This project is a Python-based application designed to validate and visualize the data quality of a dataset formatted to the OMOP Common Data Model (CDM) v5.4. It is built to help researchers and data engineers ensure their data is clean and compliant before it is used for analysis.
-
Schema-Driven Validation
The core of the application is a custom validation script that uses a YAML-based schema to define and enforce rules. This schema is programmatically derived from the official OMOP CDM v5.4 DDL, ensuring accuracy and comprehensive coverage of all tables and columns. -
Data Integrity Checks
The tool performs a wide range of checks to identify common data quality issues, including:- Missing Columns
- Data Type Mismatches
- Required Field Validation
- Primary Key Uniqueness
- Foreign Key Constraints
-
Interactive Web Dashboard
- File Upload: Users can easily upload their OMOP CDM CSV files.

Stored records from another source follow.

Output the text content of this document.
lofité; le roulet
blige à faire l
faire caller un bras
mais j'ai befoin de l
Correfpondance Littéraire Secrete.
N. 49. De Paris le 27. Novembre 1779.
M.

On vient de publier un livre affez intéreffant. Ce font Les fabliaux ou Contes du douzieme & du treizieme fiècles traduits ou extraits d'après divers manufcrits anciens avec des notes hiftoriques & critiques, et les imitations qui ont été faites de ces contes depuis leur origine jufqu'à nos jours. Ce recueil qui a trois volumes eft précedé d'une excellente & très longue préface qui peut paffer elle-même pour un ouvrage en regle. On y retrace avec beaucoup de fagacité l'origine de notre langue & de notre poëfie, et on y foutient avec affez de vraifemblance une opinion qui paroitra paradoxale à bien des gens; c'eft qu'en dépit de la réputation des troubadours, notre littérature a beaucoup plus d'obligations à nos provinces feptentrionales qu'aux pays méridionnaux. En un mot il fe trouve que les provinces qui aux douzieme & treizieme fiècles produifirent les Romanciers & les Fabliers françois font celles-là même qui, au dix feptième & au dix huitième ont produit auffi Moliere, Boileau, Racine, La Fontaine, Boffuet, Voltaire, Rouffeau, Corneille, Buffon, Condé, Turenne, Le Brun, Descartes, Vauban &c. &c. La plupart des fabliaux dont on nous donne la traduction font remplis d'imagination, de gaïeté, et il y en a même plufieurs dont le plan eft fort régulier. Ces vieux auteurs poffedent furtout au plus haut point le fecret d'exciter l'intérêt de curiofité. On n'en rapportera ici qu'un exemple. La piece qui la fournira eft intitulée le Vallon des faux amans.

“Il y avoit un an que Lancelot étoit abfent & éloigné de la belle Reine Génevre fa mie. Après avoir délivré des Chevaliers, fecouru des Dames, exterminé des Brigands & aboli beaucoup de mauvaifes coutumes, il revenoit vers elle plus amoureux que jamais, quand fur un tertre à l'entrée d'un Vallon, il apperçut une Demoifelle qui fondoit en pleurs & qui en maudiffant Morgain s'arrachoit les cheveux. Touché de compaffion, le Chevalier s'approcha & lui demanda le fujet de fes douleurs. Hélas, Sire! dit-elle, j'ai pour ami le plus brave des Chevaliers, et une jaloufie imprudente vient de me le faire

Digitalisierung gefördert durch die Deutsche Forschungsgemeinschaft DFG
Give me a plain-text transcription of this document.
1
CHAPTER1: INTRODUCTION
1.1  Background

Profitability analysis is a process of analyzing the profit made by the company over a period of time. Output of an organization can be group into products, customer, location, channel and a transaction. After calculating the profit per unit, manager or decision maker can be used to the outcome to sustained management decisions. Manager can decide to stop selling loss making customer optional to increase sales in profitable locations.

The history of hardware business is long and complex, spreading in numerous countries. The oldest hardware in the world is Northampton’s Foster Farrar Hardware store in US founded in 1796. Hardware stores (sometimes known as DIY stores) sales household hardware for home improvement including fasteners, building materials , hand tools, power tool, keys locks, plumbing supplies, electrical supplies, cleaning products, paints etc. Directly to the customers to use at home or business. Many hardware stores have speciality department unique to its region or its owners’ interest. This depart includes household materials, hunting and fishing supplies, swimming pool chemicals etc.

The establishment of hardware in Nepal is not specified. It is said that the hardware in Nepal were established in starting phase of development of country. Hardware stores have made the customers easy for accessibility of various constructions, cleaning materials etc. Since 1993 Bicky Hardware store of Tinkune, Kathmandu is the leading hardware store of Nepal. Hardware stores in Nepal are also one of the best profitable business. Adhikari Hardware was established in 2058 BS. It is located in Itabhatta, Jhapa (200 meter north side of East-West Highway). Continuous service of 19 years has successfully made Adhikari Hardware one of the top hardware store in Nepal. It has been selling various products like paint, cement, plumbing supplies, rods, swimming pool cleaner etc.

- Real-time Reporting: After validation, a live report is generated on the dashboard, providing a clear summary of all errors found, categorized by table and type.
-
Scalable Design
By separating the validation logic from the schema configuration, the application can be easily updated or extended to support new versions of the OMOP CDM or additional data quality rules.
- Python
- FastAPI
- Pandas
- YAML
- HTMX